Le 8 décembre 2010, le Tribunal de première instance de Bruxelles a rendu sa décision (voir ci dessous) en l’affaire dite de l’ETO (Ecole technique officielle). Cette affaire concerne un triste épisode du génocide des tutsi au Rwanda où la Belgique n’a, hélas, pas joué un très beau rôle.

Eric David, spécialiste du droit humanitaire, explique et commente ce jugement.

Il faut savoir que cette affaire a été frappée d’appel et sera donc rejugée par la Cour d’appel de Bruxelles. Justice-en-ligne y reviendra lorsque l’arrêt d’appel sera prononcé.

Les faits

Pour rappel, entre le 7 et le 11 avril 1994, peu après la destruction en vol du président rwandais Habyarimana, environ deux mille Tutsi et quelques Hutu modérés avaient cherché refuge à I’ Ecole technique officielle (ci-après : ETO), où se trouvaient 143 expatriés européens sous la protection de 90 soldats belges de la MINUAR (casques bleus de l’ONU), commandés par des officiers belges. A quelques dizaines de mètres de l’ETO, des milices rwandaises Interahamwe attendaient patiemment que le détachement belge quitte l’Ecole pour donner l’assaut et massacrer les réfugiés tutsi et hutu qui s’y trouvaient. Le 11 avril, lorsque les 143 expatriés ont été transférés, en sécurité, à l’aéroport de Kigali où les attendaient des avions pour les rapatrier, le contingent belge de la MINUAR a quitté l’ETO malgré les supplications des Tutsi et Hutu de pouvoir continuer à bénéficier de leur protection, certains n’hésitant pas à se mettre en travers de la route pour empêcher le départ des véhicules de la MINUAR ; les Belges durent tirer en l’air pour se frayer un passage. Après leur départ, ce fut la curée : les milices Interahamwe, assistés par la gendarmerie rwandaise, massacrèrent systématiquement les 2000 Tutsi et Hutu modérés encore présents à l’ETO.

Le 7 avril 2004, quelques rares victimes survivantes ont introduit une action civile en réparation contre l’Etat belge et les officiers belges à la tête du contingent belge pour leur responsabilité dans les dommages qu’elles avaient subis à la suite de l’abandon de l’ETO par la force belge.

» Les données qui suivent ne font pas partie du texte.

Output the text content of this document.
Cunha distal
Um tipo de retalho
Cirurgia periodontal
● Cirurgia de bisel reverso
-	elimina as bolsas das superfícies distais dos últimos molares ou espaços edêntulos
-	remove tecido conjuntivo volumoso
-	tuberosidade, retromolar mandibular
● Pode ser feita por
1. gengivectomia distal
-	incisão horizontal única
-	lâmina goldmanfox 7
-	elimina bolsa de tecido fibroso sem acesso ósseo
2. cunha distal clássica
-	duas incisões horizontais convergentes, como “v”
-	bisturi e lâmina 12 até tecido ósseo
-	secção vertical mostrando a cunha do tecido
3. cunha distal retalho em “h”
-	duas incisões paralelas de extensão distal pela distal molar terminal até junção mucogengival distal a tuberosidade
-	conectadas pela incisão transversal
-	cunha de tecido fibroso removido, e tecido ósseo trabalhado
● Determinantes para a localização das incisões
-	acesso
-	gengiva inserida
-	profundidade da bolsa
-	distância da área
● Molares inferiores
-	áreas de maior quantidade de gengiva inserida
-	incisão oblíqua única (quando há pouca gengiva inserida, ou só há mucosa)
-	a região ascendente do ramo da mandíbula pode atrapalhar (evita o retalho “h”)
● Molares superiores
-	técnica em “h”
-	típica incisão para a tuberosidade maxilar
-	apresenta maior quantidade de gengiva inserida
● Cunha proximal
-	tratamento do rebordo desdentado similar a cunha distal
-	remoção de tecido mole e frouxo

Les moyens (les arguments des demandeurs)

En substance, les demandeurs mettaient en cause la responsabilité civile de la Belgique et des officiers belges de la MINUAR pour l’abandon des 2000 Tutsi et Hutu modérés qui avaient été massacrés dès que le contingent belge avait quitté l’ETO. Les défendeurs (l’État belge et les officiers en question) prétendaient faire échec à l’action civile en soutenant qu’elle était prescrite (1.), que les faits en cause étaient imputables non à la Belgique mais à la MINUAR, donc à l’ONU (2.), que les conséquences du départ des militaires belges étaient imprévisibles (3.), que, de toute façon, ils ne pouvaient rien faire en droit comme en fait (4.) et que leur départ n’était pas la cause du massacre (5.).

1. La prescription des actions civiles

La Belgique et les officiers mis en cause prétendaient que l’action était prescrite en raison de l’article 2262bis du Code civil qui prévoit que l’action en responsabilité civile doit être introduite dans les 5 ans qui suivent soit le jour du dommage, soit le jour où l’identité de l’auteur de la faute est connue.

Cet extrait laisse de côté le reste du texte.